Design and Scalable Synthesis of Thermochromic VO₂-Based Coatings for Energy-Saving Smart Windows with Exceptional Optical Performance

We report strongly thermochromic YSZ/V_0.855W_0.018Sr_0.127O₂/SiO₂ coatings, where YSZ is Y-stabilized ZrO₂, prepared by using a scalable deposition technique on standard glass at a low substrate temperature of 320 °C and without any substrate bias voltage. The coatings exhibit a transition temperature of 22 °C with an integral luminous transmittance of 63.7% (low-temperature state) and 60.7% (high-temperature state) and a modulation of the solar energy transmittance of 11.2%. Such a combination of properties, together with the low deposition temperature, fulfills the requirements for large-scale implementation on building glass and has not been reported yet. Reactive high-power impulse magnetron sputtering with a pulsed O₂ flow feedback control allows us to prepare crystalline W and Sr codoped VO₂ of the correct stoichiometry.
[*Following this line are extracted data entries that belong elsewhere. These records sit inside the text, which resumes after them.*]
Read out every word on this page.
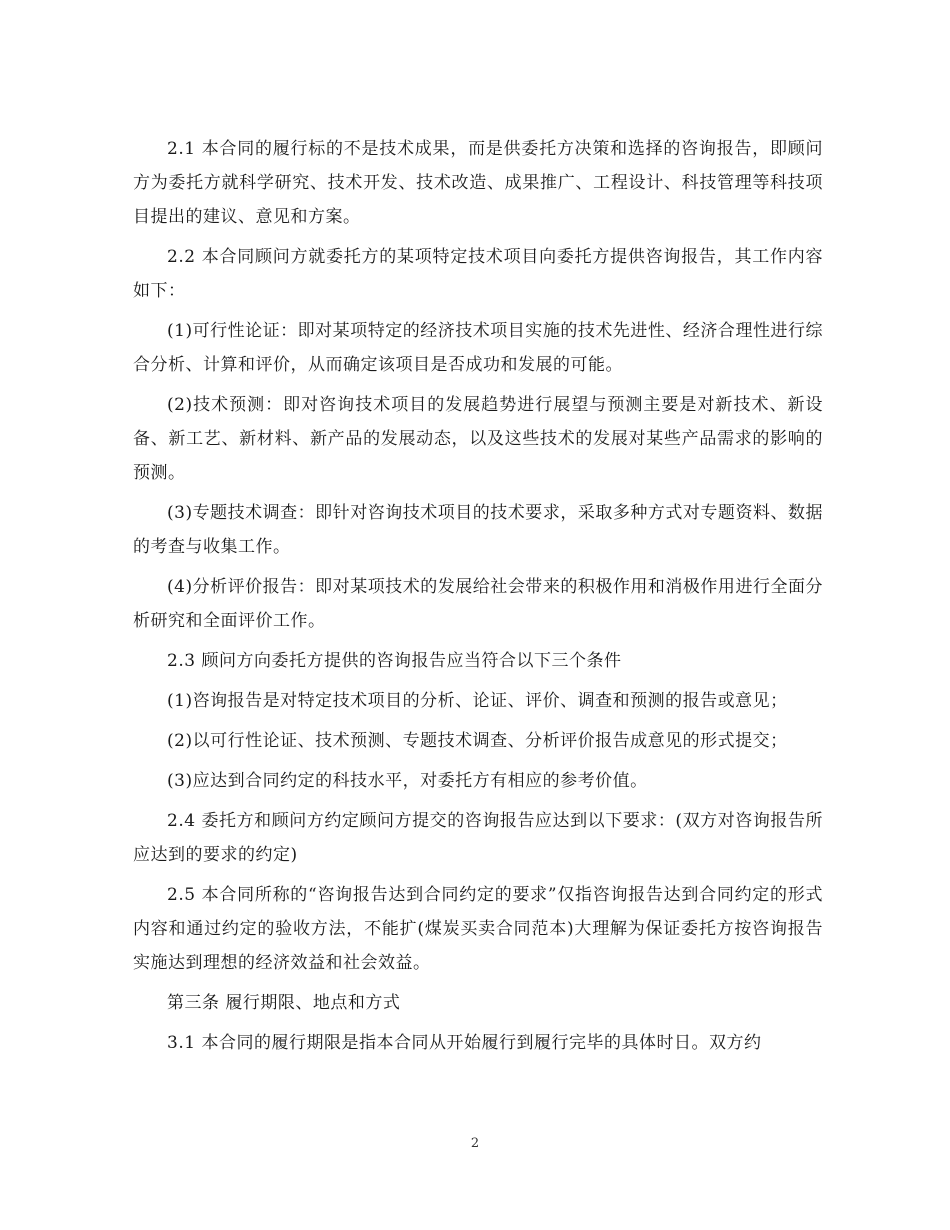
2.1 本合同的履行标的不是技术成果，而是供委托方决策和选择的咨询报告，即顾问方为委托方就科学研究、技术开发、技术改造、成果推广、工程设计、科技管理等科技项目提出的建议、意见和方案。

2.2 本合同顾问方就委托方的某项特定技术项目向委托方提供咨询报告，其工作内容如下：

(1)可行性论证：即对某项特定的经济技术项目实施的技术先进性、经济合理性进行综合分析、计算和评价，从而确定该项目是否成功和发展的可能。

(2)技术预测：即对咨询技术项目的发展趋势进行展望与预测主要是对新技术、新设备、新工艺、新材料、新产品的发展动态，以及这些技术的发展对某些产品需求的影响的预测。

(3)专题技术调查：即针对咨询技术项目的技术要求，采取多种方式对专题资料、数据的考查与收集工作。

(4)分析评价报告：即对某项技术的发展给社会带来的积极作用和消极作用进行全面分析研究和全面评价工作。

2.3 顾问方向委托方提供的咨询报告应当符合以下三个条件

(1)咨询报告是对特定技术项目的分析、论证、评价、调查和预测的报告或意见；

(2)以可行性论证、技术预测、专题技术调查、分析评价报告成意见的形式提交；

(3)应达到合同约定的科技水平，对委托方有相应的参考价值。

2.4 委托方和顾问方约定顾问方提交的咨询报告应达到以下要求：(双方对咨询报告所应达到的要求的约定)

2.5 本合同所称的“咨询报告达到合同约定的要求”仅指咨询报告达到合同约定的形式内容和通过约定的验收方法，不能扩(煤炭买卖合同范本)大理解为保证委托方按咨询报告实施达到理想的经济效益和社会效益。

第三条 履行期限、地点和方式

3.1 本合同的履行期限是指本合同从开始履行到履行完毕的具体时日。双方约

2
The W doping of VO₂ decreases the transition temperature, while the Sr doping of VO₂ increases the luminous transmittance significantly. A coating design utilizing second-order interference in two antireflection layers is used to maximize both the integral luminous transmittance and the modulation of the solar energy transmittance. A compact crystalline structure of the bottom YSZ antireflection layer further improves the VO₂ crystallinity, while the top SiO₂ antireflection layer provides also the mechanical and environmental protection for the V_0.855W_0.018Sr_0.127O₂ layer.